The next day was once of recovery. Having spent more money at the bar than fifty two step lessons, the day continued as it started. A Red Bull induced blur. As I walked around the malls trying my best not to bump into everyone, I struggled with even the simplest things. Buying food. Now, as with many things, Canada seems far advanced when it comes to sorting out a hungry stomach. There will always be something to eat, and more times than most, a number of types of things to eat. Unlike your spotty grumpy thirteen year old back home, there are a number of smiling faces happy to serve you. They form a conveyor belt, one person takes your order and your money, and another goes off and finds the relevant items. You therefore rarely have to wait. Well you do, you stand and gaze trying to choose the number of different items on the menu.

After walking past one of the most famous singers in Canada and not realising it, I made my last purchase.

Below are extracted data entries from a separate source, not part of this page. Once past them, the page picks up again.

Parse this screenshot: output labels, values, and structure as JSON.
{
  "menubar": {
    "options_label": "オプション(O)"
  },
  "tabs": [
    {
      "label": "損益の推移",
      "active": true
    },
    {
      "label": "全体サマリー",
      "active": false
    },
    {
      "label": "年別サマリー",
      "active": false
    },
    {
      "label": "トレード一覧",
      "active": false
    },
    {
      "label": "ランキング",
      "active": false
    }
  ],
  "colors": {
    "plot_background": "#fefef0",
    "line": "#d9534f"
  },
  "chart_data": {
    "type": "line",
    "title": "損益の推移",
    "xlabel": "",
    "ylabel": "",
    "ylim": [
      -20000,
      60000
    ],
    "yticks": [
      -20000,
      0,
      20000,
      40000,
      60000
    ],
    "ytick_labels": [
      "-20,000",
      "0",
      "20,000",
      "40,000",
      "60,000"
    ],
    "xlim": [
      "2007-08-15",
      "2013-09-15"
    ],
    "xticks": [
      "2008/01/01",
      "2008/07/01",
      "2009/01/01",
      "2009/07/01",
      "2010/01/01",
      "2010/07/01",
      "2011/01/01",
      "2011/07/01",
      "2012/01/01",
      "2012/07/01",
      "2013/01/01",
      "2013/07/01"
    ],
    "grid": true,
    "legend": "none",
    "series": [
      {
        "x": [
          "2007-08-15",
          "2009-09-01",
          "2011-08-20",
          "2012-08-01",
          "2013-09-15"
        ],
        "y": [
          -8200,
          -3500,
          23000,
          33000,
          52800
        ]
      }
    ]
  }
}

A brown cowboy hat. Despite being assured that the pink label didn’t mean it was a girls hat, I walked out confident that I could pass for a local. All I needed now was a bit of straw and to learn how to ride a horse in a day.

It was going to be impossible. I mean where would I find straw around here?

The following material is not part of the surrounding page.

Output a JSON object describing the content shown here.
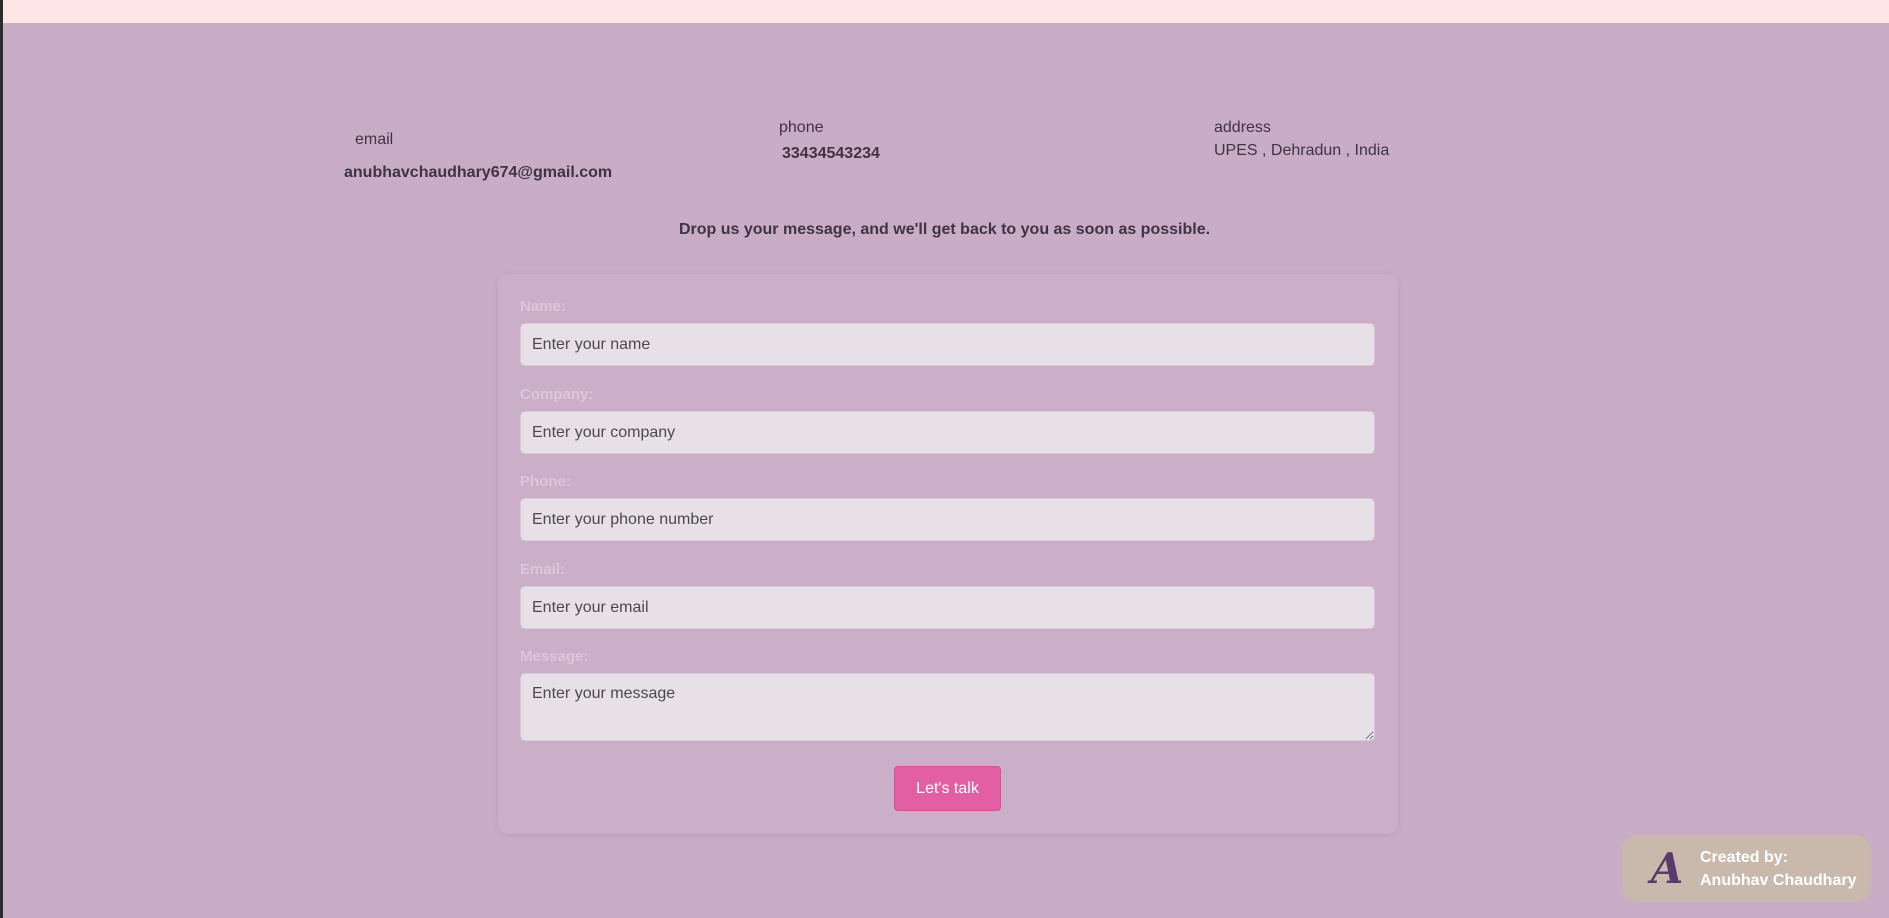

‘Welcome to Stampede 2005’. We had been slightly delayed getting to the park via the sea train. It seems although most things in Canada are better, there was one thing that they hadn’t given much thought to. Placing a big red handle with the words ‘Only pull in an emergency’ whilst four feet in the air is like saying to a kid in a candy shop “Don’t eat any of them”. The train came to a halt. “No, Amy, you mustn’t pull that lever, bad girl”. Her mother leant down to the intercom, “I’m sorry, it’s my four year old daughter”. The packed train shared a mixture of tuts and “If I was a kid I would have pulled it as well” comments before finally a man came aboard and reset the emergency system.

Calgary Stampede is like one big theme park combined with an outdoor show. There are Karaoke competitions, more apt to Country Idol to pop idol, exhibitions with pigs and cows and a number of side attractions all with a country theme. Being a world wide attraction, there were a mix of people swarming around the park, like myself, with absolutely no idea where or when they were going next.

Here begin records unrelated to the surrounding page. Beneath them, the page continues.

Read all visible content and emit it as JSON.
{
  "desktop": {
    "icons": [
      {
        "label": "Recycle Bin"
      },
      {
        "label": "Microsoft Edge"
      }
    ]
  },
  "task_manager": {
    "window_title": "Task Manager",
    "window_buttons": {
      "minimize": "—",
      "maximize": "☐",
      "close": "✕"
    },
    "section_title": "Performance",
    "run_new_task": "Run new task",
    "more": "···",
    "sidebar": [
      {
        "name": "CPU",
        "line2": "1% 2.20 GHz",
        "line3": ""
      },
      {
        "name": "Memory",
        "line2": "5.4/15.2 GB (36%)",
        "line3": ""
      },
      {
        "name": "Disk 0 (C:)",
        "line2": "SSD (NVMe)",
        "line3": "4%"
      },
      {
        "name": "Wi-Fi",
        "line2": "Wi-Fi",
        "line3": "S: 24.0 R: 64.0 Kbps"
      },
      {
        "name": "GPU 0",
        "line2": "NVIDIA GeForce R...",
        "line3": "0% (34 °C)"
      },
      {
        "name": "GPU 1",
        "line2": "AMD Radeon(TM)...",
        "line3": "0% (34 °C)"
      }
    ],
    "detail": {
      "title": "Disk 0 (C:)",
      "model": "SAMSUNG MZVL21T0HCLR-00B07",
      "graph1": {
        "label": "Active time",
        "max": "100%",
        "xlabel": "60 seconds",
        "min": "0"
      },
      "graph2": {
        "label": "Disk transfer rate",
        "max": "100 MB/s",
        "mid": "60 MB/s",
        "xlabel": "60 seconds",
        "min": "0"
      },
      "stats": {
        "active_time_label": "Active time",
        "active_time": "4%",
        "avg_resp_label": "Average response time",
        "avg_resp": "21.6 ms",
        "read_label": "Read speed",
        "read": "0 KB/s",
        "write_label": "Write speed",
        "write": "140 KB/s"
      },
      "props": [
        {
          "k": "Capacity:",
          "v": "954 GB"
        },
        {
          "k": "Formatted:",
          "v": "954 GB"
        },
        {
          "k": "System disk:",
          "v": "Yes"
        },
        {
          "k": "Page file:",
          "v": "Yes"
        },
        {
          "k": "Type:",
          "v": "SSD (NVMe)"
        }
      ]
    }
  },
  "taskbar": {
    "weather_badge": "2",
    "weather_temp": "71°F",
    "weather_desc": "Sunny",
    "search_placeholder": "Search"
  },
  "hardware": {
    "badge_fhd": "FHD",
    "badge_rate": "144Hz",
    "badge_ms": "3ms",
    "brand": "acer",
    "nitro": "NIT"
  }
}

As the evening grew older, it was building up to the finale. The Chuckwagon races. Seeing chariot racing with four horses created bizarre images. Not as strange as the rules for the race. Unfortunately it wasn’t a case of first horse wins after going one circuit of the track. Oh no. First of all the outriders have place a barrel on the back of the wagon then mount their own horses. I tried to picture it as a rush to get out of the supermarket car park on a busy Saturday afternoon, it sort of made sense after that point. The next part is to make sure you manoeuvre your wagon and your four horses around a barrel, again, it’s like the old granny trying to reverse park without hitting her side mirrors on my car (for the second time), if they do, they get deducted points.

So, we had lots of big cowboy like men sitting down on their wagons whipping their horses and generally making a lot of noise. The crowd stand to their feet. I could'nt understand it. Why cheer for someone when you are not betting any money on it. I then started to appreciate that maybe peoples lives over here didn’t revolve around betting and making money on horses. Maybe they were just really into their horses. Strange.

Just before the end it was time for my defining tourist moment. Not content with wearing a cowboy hat with a ‘look at me, I’m a tourist sign’, I saw in the distance a large man with a red coat. I had flash backs of Due South. Surely not. I had just seen a Mounty. Rushing over like a Japanese tourist in Buckingham palace, I grabbed the Mounty round the waste like some long lost brother whilst someone snapped away. After smiling for me for the picture, I decided it would be best to let him get on with his day job. Making the streets of Calgary safe again from Cowboy impostors like me. Maybe they should do a television show about a Mounty? That would be long over Due, especially in the South of Canada.